The Pacas family dominated Lithuanian affairs throughout the entire 17th century. Its members also occupied the most important posts in the Grand Duchy. They were ardent promoters of the arts, and built some of the most beautiful churches in Lithuania. Kazimieras built S.S. Peter and Paul’s church in Vilnius, a masterpiece of Baroque architecture and sculpture, and Kristupas, the Pažaislis monastery near Kaunas, another architectural gem. Both structures still stand today, and are being admired by locals and visitors alike. Members of this family were also leaders in uprisings against Russian occupation during the 18th century. Some, such as Leonas, were on Napoleon s staff, and accompanied the French Emperor during his 1812 Russian Campaign.
The Cartoriškis family, w hich claims direct descent from Gediminas, dominated the Lithuanian and Polish political and social scene throughout the 18th century. Same as the other families described here, occupied the most prestigious and important posts in Lithuania and Poland. Some members were pretenders to the throne, and one, Stanislas Augustus Poniatowski, was actually elected as the last king of the Commonwealth. The contribution of this family to Lithuanian culture and education is noteworthy.
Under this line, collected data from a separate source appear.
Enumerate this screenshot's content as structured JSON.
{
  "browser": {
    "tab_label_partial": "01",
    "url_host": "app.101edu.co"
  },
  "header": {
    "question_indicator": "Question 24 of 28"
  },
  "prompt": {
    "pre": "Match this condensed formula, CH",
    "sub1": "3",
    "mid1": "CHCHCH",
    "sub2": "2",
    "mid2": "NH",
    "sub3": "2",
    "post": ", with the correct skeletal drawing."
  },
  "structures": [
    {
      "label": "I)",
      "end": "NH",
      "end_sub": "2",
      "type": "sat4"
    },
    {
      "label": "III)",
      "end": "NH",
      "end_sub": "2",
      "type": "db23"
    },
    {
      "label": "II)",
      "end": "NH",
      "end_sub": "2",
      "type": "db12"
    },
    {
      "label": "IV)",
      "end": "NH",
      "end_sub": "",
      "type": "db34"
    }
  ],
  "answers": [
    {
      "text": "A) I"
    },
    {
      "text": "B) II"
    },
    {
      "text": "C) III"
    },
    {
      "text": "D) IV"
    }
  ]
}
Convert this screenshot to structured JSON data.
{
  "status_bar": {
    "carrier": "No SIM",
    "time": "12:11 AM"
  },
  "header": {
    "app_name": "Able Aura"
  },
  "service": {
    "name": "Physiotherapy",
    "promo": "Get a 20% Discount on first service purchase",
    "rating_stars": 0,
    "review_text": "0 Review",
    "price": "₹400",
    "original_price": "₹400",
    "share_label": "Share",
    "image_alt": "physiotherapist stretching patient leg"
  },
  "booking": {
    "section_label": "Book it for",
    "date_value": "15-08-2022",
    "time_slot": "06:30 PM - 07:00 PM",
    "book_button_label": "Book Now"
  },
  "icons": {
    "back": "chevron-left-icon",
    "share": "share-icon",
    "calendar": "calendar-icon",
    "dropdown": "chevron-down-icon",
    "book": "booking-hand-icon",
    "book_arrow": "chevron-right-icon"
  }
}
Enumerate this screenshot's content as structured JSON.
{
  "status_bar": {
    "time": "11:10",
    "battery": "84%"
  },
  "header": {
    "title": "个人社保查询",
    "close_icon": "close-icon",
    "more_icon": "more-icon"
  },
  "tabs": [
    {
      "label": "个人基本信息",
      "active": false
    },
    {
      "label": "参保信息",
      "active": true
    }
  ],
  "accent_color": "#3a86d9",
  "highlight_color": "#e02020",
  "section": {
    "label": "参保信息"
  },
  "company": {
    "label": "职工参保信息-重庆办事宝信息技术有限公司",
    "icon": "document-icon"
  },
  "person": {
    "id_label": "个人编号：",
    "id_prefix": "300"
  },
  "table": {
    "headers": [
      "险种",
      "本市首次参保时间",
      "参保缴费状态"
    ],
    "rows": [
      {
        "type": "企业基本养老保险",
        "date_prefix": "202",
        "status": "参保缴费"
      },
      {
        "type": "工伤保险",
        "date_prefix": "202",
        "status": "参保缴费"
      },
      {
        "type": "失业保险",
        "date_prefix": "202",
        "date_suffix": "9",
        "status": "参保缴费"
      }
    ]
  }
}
Following the final partition of Lithuanian and Polish lands between Austria, Prussia and Russia in 1795, this family, which in the early years of the occupation supported Russian interests, reverted in support of the Lithuanian cause. For their patriotic activities, some of its members were persecuted, others exiled. Many lost their lands and property, and others were forced to flee abroad. They ended up in France, England, Germany and other countries, including the United States. One of its most renown members, Adomas, moved to France, where he ardently continued to work against Russian oppression.
The Oginskis family influenced Lithuanian and Polish affairs from the mid-17th through the 20th century. Its members were great supporters of the arts, particularly music, as well as education, sciences, and the development of commerce and industry in Lithuania. Some of its members were military commanders during uprisings against Russia in 1771 and 1794, and another, Gabrielius, commanded Napoleon’s 20-men honor guard throughout his entire Russian Campaign.
During the 19th century, the Oginskis were great defenders of Lithuanian language and education. They were also protective of their subjects, who they released from serfdom in 1835, earlier than other magnates in Eastern Europe. In Lithuania they were the first to establish credit unions for their workers. They also built hospitals, orphanages, birthing houses, a school of agriculture, a canal.
They are credited with bringing electricity and telephone to Lithuania. In addition to the great Lithuanian families described here, there were hundreds of others, which in one way or another, contributed to the fortunes and misfortunes of Lithuania throughout its long and turbulent history. Names such as the Ostrogiškis, Platens, Goštautas, Giedraitis, Sanguška, Manvydas, Kesgaila, Daugirdas, Kontautas, Mongirdaitis, Kiška, Chreptavicius, Valavicius, Tiškevicius, Gelgaudas and others, have all left their indelible mark on past events.